Source : Mistral AI, 16 mars 2026
Claude Cowork Dispatch — research preview, 17 mars
Anthropic a ouvert une research preview de Cowork Dispatch aux abonnés Max. Le concept : piloter des tâches desktop depuis le téléphone, de manière asynchrone, avec un traitement local sur la machine cible. L’idée est intéressante — déléguer une tâche longue depuis un mobile sans garder une session active.
Le taux de fiabilité annoncé est d’environ 50 % sur les tâches complexes. Anthropic le dit clairement : ce n’est pas encore adapté aux usages critiques. À surveiller pour la progression de la fiabilité dans les prochaines versions, pas à déployer en production aujourd’hui.
Source : Geeky Gadgets
Recherche
Apprentissage par renforcement sur données entièrement chiffrées — UTS / Nature Machine Intelligence, 18 mars
L’Université de Technologie de Sydney a publié dans Nature Machine Intelligence le premier framework de Deep Reinforcement Learning fonctionnant intégralement sur des données chiffrées par chiffrement homomorphe (FHE — Fully Homomorphic Encryption).
Le problème que ça résout. Dans de nombreux contextes réglementés — santé, finance, ressources humaines — les données sensibles ne peuvent légalement pas être déchiffrées pour être traitées, même temporairement. Jusqu’ici, cela rendait l’entraînement de modèles IA sur ces données quasiment impraticable.
L’idée clé. Le FHE permet d’effectuer des calculs directement sur des données chiffrées, sans jamais les déchiffrer. Les chercheurs de l’UTS ont montré qu’il est possible d’y faire tourner un pipeline complet de reinforcement learning — boucle d’entraînement incluse.

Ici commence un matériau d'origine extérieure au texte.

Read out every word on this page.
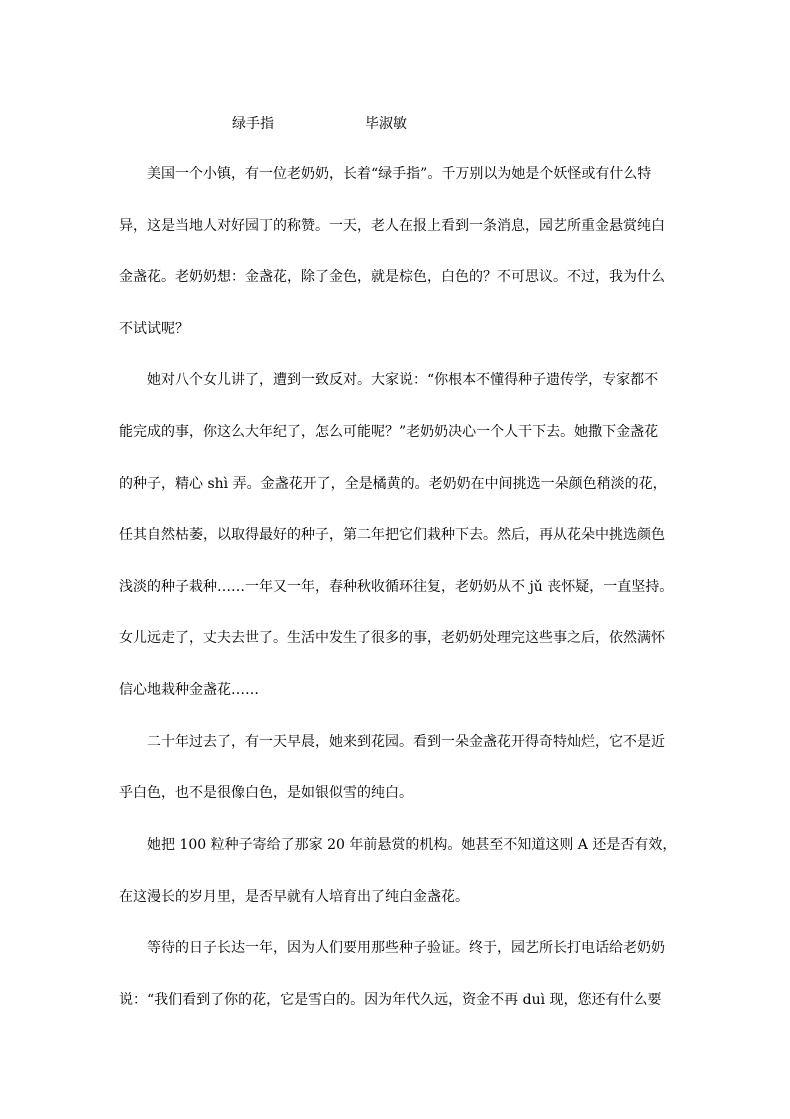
绿手指	毕淑敏
美国一个小镇，有一位老奶奶，长着“绿手指”。千万别以为她是个妖怪或有什么特
异，这是当地人对好园丁的称赞。一天，老人在报上看到一条消息，园艺所重金悬赏纯白
金盏花。老奶奶想：金盏花，除了金色，就是棕色，白色的？不可思议。不过，我为什么
不试试呢？
她对八个女儿讲了，遭到一致反对。大家说：“你根本不懂得种子遗传学，专家都不
能完成的事，你这么大年纪了，怎么可能呢？”老奶奶决心一个人干下去。她撒下金盏花
的种子，精心 shì 弄。金盏花开了，全是橘黄的。老奶奶在中间挑选一朵颜色稍淡的花，
任其自然枯萎，以取得最好的种子，第二年把它们栽种下去。然后，再从花朵中挑选颜色
浅淡的种子栽种……一年又一年，春种秋收循环往复，老奶奶从不 jǔ 丧怀疑，一直坚持。
女儿远走了，丈夫去世了。生活中发生了很多的事，老奶奶处理完这些事之后，依然满怀
信心地栽种金盏花……
二十年过去了，有一天早晨，她来到花园。看到一朵金盏花开得奇特灿烂，它不是近
乎白色，也不是很像白色，是如银似雪的纯白。
她把 100 粒种子寄给了那家 20 年前悬赏的机构。她甚至不知道这则 A 还是否有效，
在这漫长的岁月里，是否早就有人培育出了纯白金盏花。
等待的日子长达一年，因为人们要用那些种子验证。终于，园艺所长打电话给老奶奶
说：“我们看到了你的花，它是雪白的。因为年代久远，资金不再 duì 现，您还有什么要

Ce que les auteurs montrent. La perte de précision est contenue à -10 % par rapport à un entraînement sur données en clair. C’est un écart mesurable, mais qui reste dans une fourchette acceptable pour de nombreuses applications où la conformité réglementaire est non négociable.
Pourquoi c’est important. Ce n’est pas un résultat théorique de plus sur le FHE. C’est une démonstration appliquée sur un type d’apprentissage — le RL — réputé particulièrement gourmand en calcul et donc difficile à faire passer sous chiffrement. Si ce framework se généralise, il ouvre la voie à des IA entraînables dans des environnements où la donnée ne sort jamais en clair.
Limites à garder en tête. Les coûts de calcul du FHE restent élevés. Le -10 % de précision peut être rédhibitoire selon l’application. Et les conditions expérimentales ne couvrent pas encore tous les types de tâches RL. C’est un signal structurant, pas un déploiement clé en main.
Source : UTS, 18 mars 2026
Ce qu’on en retient
Deux tendances se confirment cette semaine. Côté modèles, la compression intelligente — MoE, variantes nano — est désormais le terrain où se joue la compétition sur les coûts d’inférence. Mistral Small 4 et GPT-5.4 mini/nano méritent un benchmark rapide si vous dimensionnez une infrastructure IA aujourd’hui.
Côté recherche, le travail de l’UTS sur FHE et RL est le type de résultat à garder en radar : pas immédiatement déployable, mais potentiellement structurant pour tout projet IA dans un secteur réglementé. La question de “comment entraîner sans voir la donnée” va continuer à monter. Et côté produit, Leanstral rappelle qu’il y a aussi de la place pour des agents très spécialisés, là où la vérification formelle vaut plus qu’un modèle généraliste “un peu bon partout”.